In the 1950s, as Europe recovered after the Second-World-War, the European Broadcasting Union based in Switzerland, set up a committee to examine ways of bringing together the countries of the EBU around a ‘light entertainment programme’.
At a committee meeting held in Monaco in January 1955, director general of Swiss television and committee chairman Marcel Bezençon conceived the idea of an international song contest where countries would participate in one television programme to be transmitted simultaneously to all countries of the union. The competition was based upon the existing Sanremo Music Festival held in Italy, and was also seen as a technological experiment in live television: as in those days, it was a very ambitious project to join many countries together in a wide-area international network.

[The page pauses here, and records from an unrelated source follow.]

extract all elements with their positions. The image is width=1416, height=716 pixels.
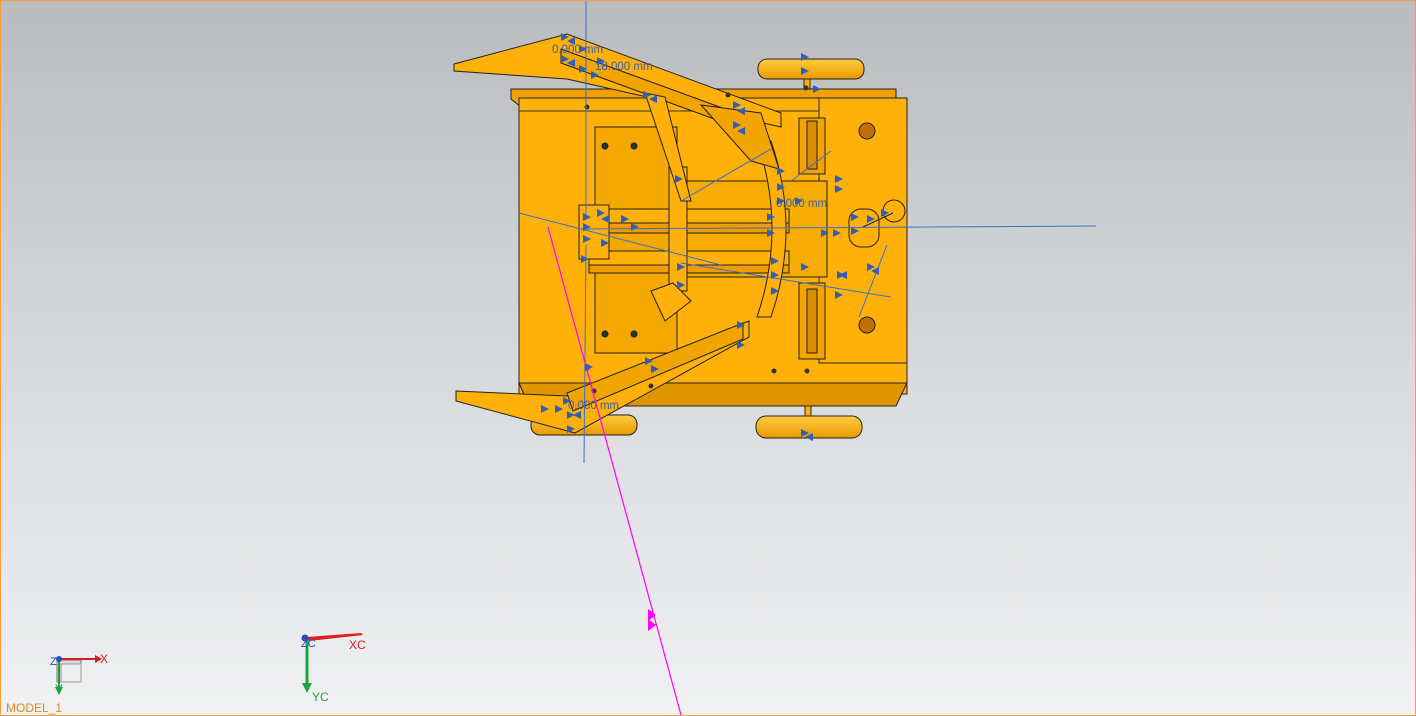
dimension-label-1[interactable]: 0.000 mm	[552, 44, 603, 56]
dimension-label-2[interactable]: 18.000 mm	[595, 61, 653, 73]
model-viewport[interactable]	[1, 1, 1415, 715]
model-name: MODEL_1	[6, 701, 63, 715]
absolute-y-label: Y	[55, 682, 64, 696]
wcs-z-label: ZC	[301, 638, 316, 650]
wcs-x-label: XC	[349, 638, 366, 652]
dimension-label-3[interactable]: 0.000 mm	[776, 198, 827, 210]
graphics-window[interactable]: 0.000 mm 18.000 mm 0.000 mm 0.000 mm X Z…	[0, 0, 1416, 716]
absolute-x-label: X	[100, 652, 109, 666]
dimension-label-4[interactable]: 0.000 mm	[568, 400, 619, 412]
wcs-y-label: YC	[312, 690, 329, 704]
absolute-z-label: Z	[50, 656, 57, 668]
wheel-bottom-right[interactable]	[755, 400, 863, 439]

The concept, then known as “Eurovision Grand Prix”, was approved by the EBU General Assembly in at a meeting held in Rome on 19th October 1955 and it was decided that the first contest would take place in spring 1956 in Lugano, Switzerland.
The first Contest was held on 24th May 1956. Seven countries participated—each submitting two songs, for a total of fourteen. This was the only Contest in which more than one song per country was performed as since 1957 all Contests have allowed one entry per country. The 1956 Contest was won by the host nation with a song called ‘Refrain’ sung by Lys Assia.
The United Kingdom first participated at the Eurovision Song Contest in the following year. The BBC had wanted to take part in the first contest but had submitted their entry to the after the deadline had passed. The UK has entered every year since apart from 1958, and has won the Contest a total of five times. Its first victory came in 1967 with “Puppet on a String” by Sandie Shaw.
There have been 54 Contests, with one winner each year except the tied 1969 Con test, which had four. Twenty-five different countries have won the contest. The country with the highest number of wins is Ireland, with seven. Portugal is the country with the longest history in the Contest without a win; it made its forty-fourth appearance at the 2010 Contest. The only person to have won more than once as performer is Ireland’s Johnny Logan, who performed “What’s Another Year” in 1980 and “Hold Me Now” in 1987.
Norway is the country which holds the unfortunate distinction of having scored the most ‘nul points’ in Eurovision Song Contest history – four times in all, and that is what I call humiliating. They have also been placed last ten times, which is also a record!
For many years the annual Eurovision Song Contest was a big event in out house usually with a party where everyone would pick their favourite and would dress appropriately to support their chosen nation. In later years no one ever picked the United Kingdom because the only thing that is certain about the competition is that being the unpopular man of Europe we are unlikely to ever win again and every year there is a ritual humiliation with a low scoring result.